Appendix G.  The CRC Card Methodology

Table of Contents

G.1. The Card
G.2. The Group
G.3. The Session
G.4. The Process

A CRC card is ostensibly an index card that is used to represent classes, their responsibilities, and the interactions between them. The term CRC card is also used to refer to a methodology for object oriented modeling based on their use.

Kent Beck and Ward Cunningham introduced CRC cards in a paper "A Laboratory for Teaching Object-Oriented Thinking" that was presented at the OOPSLA (Object-Oriented Programming, Systems, Languages & Applications) conference in 1989. A tutorial on the subject can be found at http://www.csc.calpoly.edu/~dbutler/tutorials/winter96/crc_b/. The CRC card methodology was originally designed as a teaching tool but has proved useful as a modeling tool as well.

The three parts of the CRC acronym were felt by the authors of the paper to represent the essential dimensions of object oriented modeling. The term Responsibilities refers to the contract that the class under discussion offers to the rest of the world (Interface and Contract are similar concepts). Responsibilities model the things that a class can do. Services, Methods, or Operations will result from these. The term Collaborators refers to the classes whose services the class under discussion will use. Kent Beck tried unsuccessfully to use ther term Helpers instead of Collaborators to indicate classes that were supporting the class under discussion.
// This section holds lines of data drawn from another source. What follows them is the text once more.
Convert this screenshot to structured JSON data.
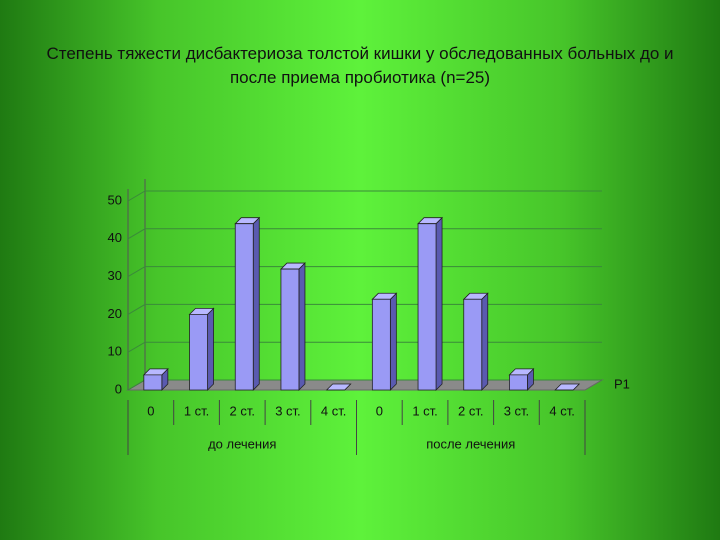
{
  "chart_data": {
    "type": "bar3d",
    "title": "Степень тяжести дисбактериоза толстой кишки у обследованных больных до и после приема пробиотика (n=25)",
    "groups": [
      "до лечения",
      "после лечения"
    ],
    "categories": [
      "0",
      "1 ст.",
      "2 ст.",
      "3 ст.",
      "4 ст.",
      "0",
      "1 ст.",
      "2 ст.",
      "3 ст.",
      "4 ст."
    ],
    "series": [
      {
        "name": "Р1",
        "color": "#9a9af5",
        "values": [
          4,
          20,
          44,
          32,
          0,
          24,
          44,
          24,
          4,
          0
        ]
      }
    ],
    "ylim": [
      0,
      50
    ],
    "yticks": [
      0,
      10,
      20,
      30,
      40,
      50
    ],
    "grid": true,
    "legend": "right"
  }
}
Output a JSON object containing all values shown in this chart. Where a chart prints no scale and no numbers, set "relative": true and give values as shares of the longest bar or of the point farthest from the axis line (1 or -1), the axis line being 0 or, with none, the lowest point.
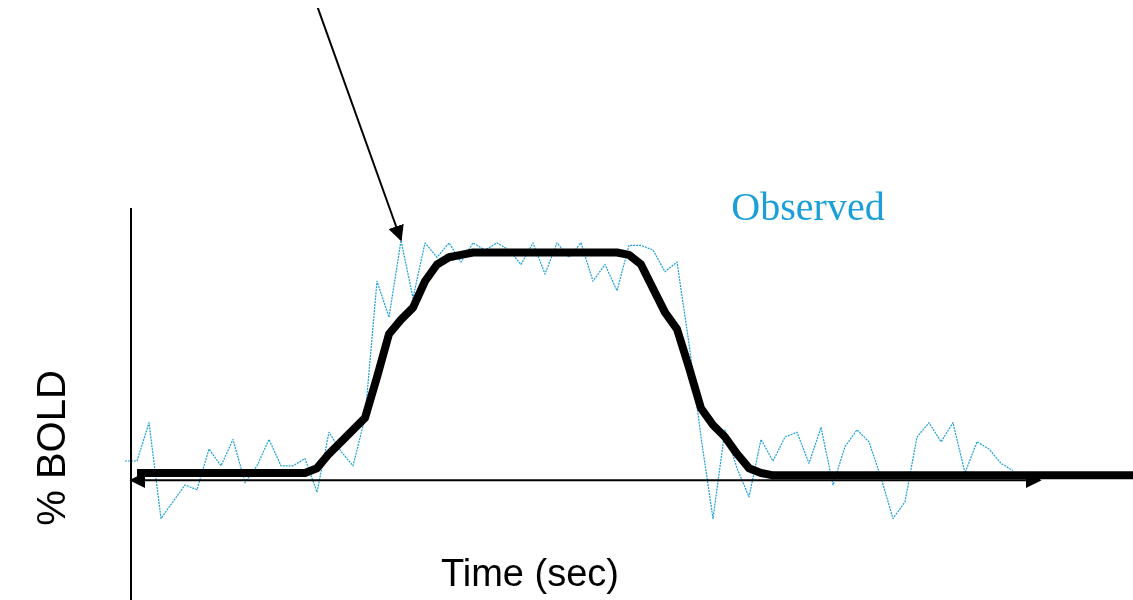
{
  "chart_data": {
    "type": "line",
    "relative": true,
    "xlabel": "Time (sec)",
    "ylabel": "% BOLD",
    "legend": false,
    "grid": false,
    "marker": "none",
    "categories": [
      null,
      null,
      null,
      null,
      null,
      null,
      null,
      null,
      null,
      null,
      null,
      null,
      null,
      null,
      null,
      null,
      null,
      null,
      null,
      null,
      null,
      null,
      null,
      null,
      null,
      null,
      null,
      null,
      null,
      null,
      null,
      null,
      null,
      null,
      null,
      null,
      null,
      null,
      null,
      null,
      null,
      null,
      null,
      null,
      null,
      null,
      null,
      null,
      null,
      null,
      null,
      null,
      null,
      null,
      null,
      null,
      null,
      null,
      null,
      null,
      null,
      null,
      null,
      null,
      null,
      null,
      null,
      null,
      null,
      null,
      null,
      null,
      null,
      null,
      null,
      null,
      null,
      null,
      null,
      null,
      null,
      null,
      null,
      null,
      null
    ],
    "series": [
      {
        "name": "Observed",
        "color": "#1a9fd9",
        "line_style": "dotted",
        "values": [
          0.08,
          0.08,
          0.24,
          -0.16,
          -0.09,
          -0.02,
          -0.04,
          0.13,
          0.06,
          0.17,
          -0.01,
          0.06,
          0.17,
          0.06,
          0.06,
          0.09,
          -0.05,
          0.2,
          0.12,
          0.06,
          0.26,
          0.83,
          0.68,
          1,
          0.76,
          0.99,
          0.93,
          0.99,
          0.91,
          0.99,
          0.96,
          0.99,
          0.96,
          0.9,
          0.99,
          0.86,
          0.99,
          0.93,
          0.99,
          0.83,
          0.9,
          0.79,
          0.98,
          0.98,
          0.96,
          0.87,
          0.91,
          0.57,
          0.18,
          -0.16,
          0.21,
          0.05,
          -0.07,
          0.17,
          0.08,
          0.18,
          0.2,
          0.07,
          0.22,
          -0.02,
          0.14,
          0.21,
          0.16,
          0.01,
          -0.16,
          -0.09,
          0.18,
          0.24,
          0.16,
          0.24,
          0.03,
          0.16,
          0.13,
          0.07,
          0.04,
          null,
          null,
          null,
          null,
          null,
          null,
          null,
          null,
          null,
          null
        ]
      },
      {
        "color": "#000000",
        "line_style": "solid",
        "values": [
          null,
          0.03,
          0.03,
          0.03,
          0.03,
          0.03,
          0.03,
          0.03,
          0.03,
          0.03,
          0.03,
          0.03,
          0.03,
          0.03,
          0.03,
          0.03,
          0.05,
          0.11,
          0.16,
          0.21,
          0.26,
          0.43,
          0.61,
          0.67,
          0.72,
          0.83,
          0.9,
          0.93,
          0.94,
          0.95,
          0.95,
          0.95,
          0.95,
          0.95,
          0.95,
          0.95,
          0.95,
          0.95,
          0.95,
          0.95,
          0.95,
          0.95,
          0.94,
          0.9,
          0.8,
          0.7,
          0.63,
          0.47,
          0.3,
          0.23,
          0.18,
          0.11,
          0.05,
          0.03,
          0.02,
          0.02,
          0.02,
          0.02,
          0.02,
          0.02,
          0.02,
          0.02,
          0.02,
          0.02,
          0.02,
          0.02,
          0.02,
          0.02,
          0.02,
          0.02,
          0.02,
          0.02,
          0.02,
          0.02,
          0.02,
          0.02,
          0.02,
          0.02,
          0.02,
          0.02,
          0.02,
          0.02,
          0.02,
          0.02,
          0.02
        ]
      }
    ]
  }
}
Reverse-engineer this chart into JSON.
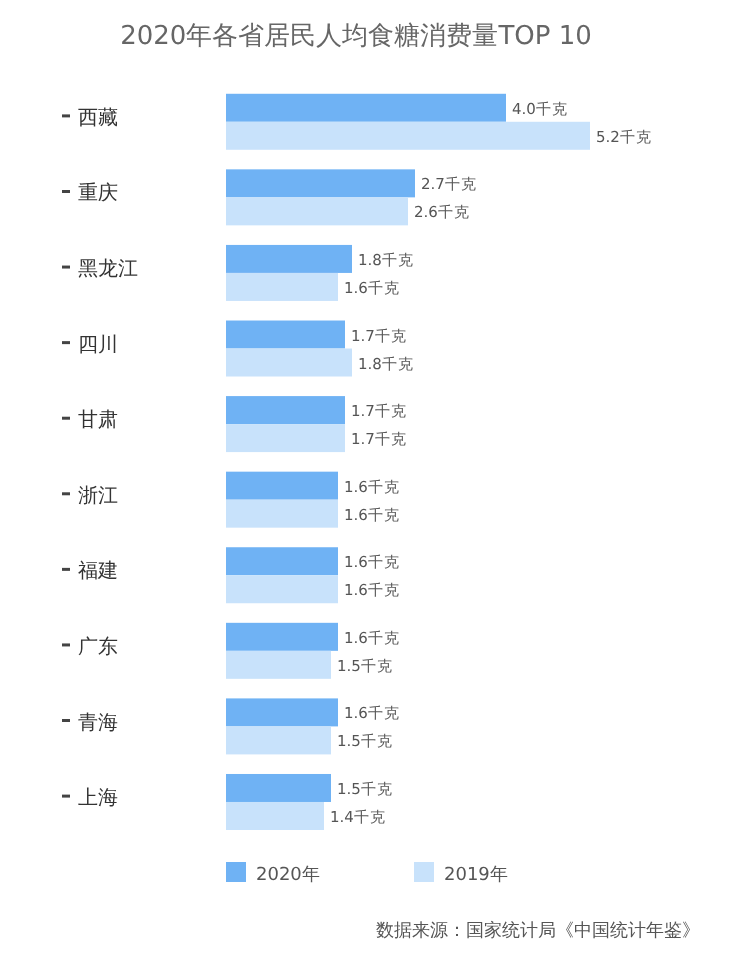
{
  "chart_data": {
    "type": "bar",
    "orientation": "horizontal",
    "title": "2020年各省居民人均食糖消费量TOP 10",
    "categories": [
      "西藏",
      "重庆",
      "黑龙江",
      "四川",
      "甘肃",
      "浙江",
      "福建",
      "广东",
      "青海",
      "上海"
    ],
    "series": [
      {
        "name": "2020年",
        "color": "#6fb2f4",
        "values": [
          4.0,
          2.7,
          1.8,
          1.7,
          1.7,
          1.6,
          1.6,
          1.6,
          1.6,
          1.5
        ],
        "value_labels": [
          "4.0千克",
          "2.7千克",
          "1.8千克",
          "1.7千克",
          "1.7千克",
          "1.6千克",
          "1.6千克",
          "1.6千克",
          "1.6千克",
          "1.5千克"
        ]
      },
      {
        "name": "2019年",
        "color": "#c8e2fb",
        "values": [
          5.2,
          2.6,
          1.6,
          1.8,
          1.7,
          1.6,
          1.6,
          1.5,
          1.5,
          1.4
        ],
        "value_labels": [
          "5.2千克",
          "2.6千克",
          "1.6千克",
          "1.8千克",
          "1.7千克",
          "1.6千克",
          "1.6千克",
          "1.5千克",
          "1.5千克",
          "1.4千克"
        ]
      }
    ],
    "tick_labels": "y",
    "legend": "bottom",
    "grid": false,
    "annotations": [
      "数据来源：国家统计局《中国统计年鉴》"
    ]
  }
}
It is widely believed that the terminology was chosen because CRC are the initials of Ward Cunningham's son.

Why use CRC cards?

G.1.  The Card

The exact format of the card can be customized to the preferences of the group, but the minimal required information is the name of the class, it's subclasses and superclasses, it's responsibilities and the collaborators for each of those responsibilities. The back of the card can be used for a description of the class. During the design phase attributes of the class can be recorded on the back as well. One way to think of the card is that the front contains the public information, and the back contains the encapsulated, implementation details. As a class is defined a card is made for that class with its name entered. When a class is assigned to an individual that has only a class name on it, the individual (or the group) selects an initial set of responsibilities for the class. This initial set should be whatever (if anything) is immediately obvious.